The expats had organised on social media and travelled home to participate in the rally against the country’s left-wing Social Democratic Party (PSD) and its leader, Liviu Dragnea.
As reported by Deutsche Welle (DW), Germany’s international broadcaster, authorities responded with a brutal show of force when a small group of rioters attempted to storm the government building.
Police used tear gas and water cannon. More than 450 people were injured, including a DW correspondent who was beaten by police. Several gendarmes were also injured. The scale of police violence prompted another, smaller rally in Bucharest on August 11, with protests also held in other Romanian cities.

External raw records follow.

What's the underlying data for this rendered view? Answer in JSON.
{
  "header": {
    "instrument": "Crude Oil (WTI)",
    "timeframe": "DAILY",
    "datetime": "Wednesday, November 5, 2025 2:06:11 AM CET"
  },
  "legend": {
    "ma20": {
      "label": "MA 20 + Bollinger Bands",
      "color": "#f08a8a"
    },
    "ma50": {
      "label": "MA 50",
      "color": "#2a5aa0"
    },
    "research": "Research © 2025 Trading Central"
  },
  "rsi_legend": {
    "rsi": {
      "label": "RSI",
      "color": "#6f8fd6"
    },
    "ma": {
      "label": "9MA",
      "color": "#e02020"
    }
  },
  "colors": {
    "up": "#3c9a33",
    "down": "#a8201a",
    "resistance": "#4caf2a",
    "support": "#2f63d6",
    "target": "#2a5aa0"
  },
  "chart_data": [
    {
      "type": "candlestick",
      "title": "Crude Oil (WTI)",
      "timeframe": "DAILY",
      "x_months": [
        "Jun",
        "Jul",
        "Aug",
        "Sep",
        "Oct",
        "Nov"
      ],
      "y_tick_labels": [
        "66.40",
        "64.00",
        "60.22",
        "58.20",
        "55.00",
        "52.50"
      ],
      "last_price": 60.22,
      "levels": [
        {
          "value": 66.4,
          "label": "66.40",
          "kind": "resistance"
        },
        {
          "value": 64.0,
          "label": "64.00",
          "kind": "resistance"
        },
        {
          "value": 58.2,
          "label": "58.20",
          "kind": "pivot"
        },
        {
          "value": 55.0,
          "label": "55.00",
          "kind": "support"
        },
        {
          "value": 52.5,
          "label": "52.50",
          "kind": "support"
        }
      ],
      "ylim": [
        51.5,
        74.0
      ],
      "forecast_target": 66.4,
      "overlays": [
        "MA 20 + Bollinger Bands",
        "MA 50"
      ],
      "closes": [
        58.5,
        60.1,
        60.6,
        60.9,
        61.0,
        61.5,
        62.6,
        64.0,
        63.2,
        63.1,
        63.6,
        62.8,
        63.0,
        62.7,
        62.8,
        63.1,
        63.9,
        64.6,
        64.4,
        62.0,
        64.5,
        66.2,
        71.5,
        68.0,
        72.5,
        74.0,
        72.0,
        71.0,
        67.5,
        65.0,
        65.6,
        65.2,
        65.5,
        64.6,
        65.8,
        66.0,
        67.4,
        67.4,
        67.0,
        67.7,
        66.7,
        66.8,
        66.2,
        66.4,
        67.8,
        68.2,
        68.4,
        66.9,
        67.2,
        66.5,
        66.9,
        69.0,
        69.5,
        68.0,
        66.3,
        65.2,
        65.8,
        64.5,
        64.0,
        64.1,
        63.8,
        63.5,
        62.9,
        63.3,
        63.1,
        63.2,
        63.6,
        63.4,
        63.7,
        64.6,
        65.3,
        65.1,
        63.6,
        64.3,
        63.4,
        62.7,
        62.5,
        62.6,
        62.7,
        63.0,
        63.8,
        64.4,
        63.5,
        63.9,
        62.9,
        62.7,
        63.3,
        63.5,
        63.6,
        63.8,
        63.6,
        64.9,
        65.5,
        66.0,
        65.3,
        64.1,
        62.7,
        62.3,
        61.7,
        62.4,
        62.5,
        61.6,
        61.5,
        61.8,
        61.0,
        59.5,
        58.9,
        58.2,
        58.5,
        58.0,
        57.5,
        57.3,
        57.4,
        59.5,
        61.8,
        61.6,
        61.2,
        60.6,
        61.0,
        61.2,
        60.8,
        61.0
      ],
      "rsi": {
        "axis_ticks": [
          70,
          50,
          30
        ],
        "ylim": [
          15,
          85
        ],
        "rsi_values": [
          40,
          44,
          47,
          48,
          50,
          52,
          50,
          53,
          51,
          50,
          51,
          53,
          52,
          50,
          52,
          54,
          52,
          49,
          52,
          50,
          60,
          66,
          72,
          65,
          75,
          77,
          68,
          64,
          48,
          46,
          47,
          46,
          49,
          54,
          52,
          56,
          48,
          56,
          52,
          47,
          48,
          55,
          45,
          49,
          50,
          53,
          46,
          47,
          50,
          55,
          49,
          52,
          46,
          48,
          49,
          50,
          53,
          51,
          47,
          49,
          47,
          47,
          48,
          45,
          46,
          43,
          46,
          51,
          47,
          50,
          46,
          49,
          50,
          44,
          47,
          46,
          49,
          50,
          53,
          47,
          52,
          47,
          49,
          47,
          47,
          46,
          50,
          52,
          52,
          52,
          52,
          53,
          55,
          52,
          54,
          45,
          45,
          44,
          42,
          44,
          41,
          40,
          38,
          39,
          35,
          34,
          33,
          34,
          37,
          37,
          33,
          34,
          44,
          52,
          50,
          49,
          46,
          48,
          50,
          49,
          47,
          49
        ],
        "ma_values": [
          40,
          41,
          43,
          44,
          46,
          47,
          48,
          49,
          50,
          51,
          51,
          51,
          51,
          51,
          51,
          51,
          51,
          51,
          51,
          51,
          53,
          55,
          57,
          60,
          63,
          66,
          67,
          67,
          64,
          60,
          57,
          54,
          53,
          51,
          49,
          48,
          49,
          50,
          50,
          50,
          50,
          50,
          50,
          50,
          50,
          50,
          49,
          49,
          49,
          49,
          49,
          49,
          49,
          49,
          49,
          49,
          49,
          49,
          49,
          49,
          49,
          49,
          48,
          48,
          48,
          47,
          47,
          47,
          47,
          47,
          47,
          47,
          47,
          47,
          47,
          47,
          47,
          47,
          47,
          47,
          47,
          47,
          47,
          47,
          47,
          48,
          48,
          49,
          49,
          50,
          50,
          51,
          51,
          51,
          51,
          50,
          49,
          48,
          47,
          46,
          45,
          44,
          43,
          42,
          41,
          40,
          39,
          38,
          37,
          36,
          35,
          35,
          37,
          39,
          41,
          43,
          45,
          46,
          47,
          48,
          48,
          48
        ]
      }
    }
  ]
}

According to DW, Romanians living abroad are predominantly protesting PSD and its leader, Dragnea, accusing him of corruption and skewing the country’s laws to sort out his own legal troubles.
The PSD and Dragnea came to power after winning an election in December 2016. Since then, both the Cabinet and the lawmakers have attempted to push through legal measures that would ease penalties for graft and abuse of power, presumably to Dragnea’s benefit as well. Romania’s popular anti-graft prosecutor Laura Codruta Kovesi was fired in July after her agency prosecuted three ministers, several lawmakers and hundreds of lower-ranking state officials for corruption, reported DW.
As for the large number of Romanians living and working in other countries, they travelled to Bucharest to protest the PSD, which in turn is angry at the anti-government rallies being held in western Europe.
According to DW, PSD members and supporters have described expats as “thieves, beggars, and prostitutes” and mercenaries of George Soros working to destabilise Romania.
Meanwhile, Romanian President Klaus Iohannis publicly criticised the “brutal intervention of the police” on August 10.
As for Dragnea, he dismissed calls to resign after the violence on August 11. “I want to assure all Romanians that parliament will not allow anybody to dissolve democracy, suspend individual rights and freedoms, change the outcome of the elections and overthrow order in the Romanian state through violence,” he wrote in an open letter.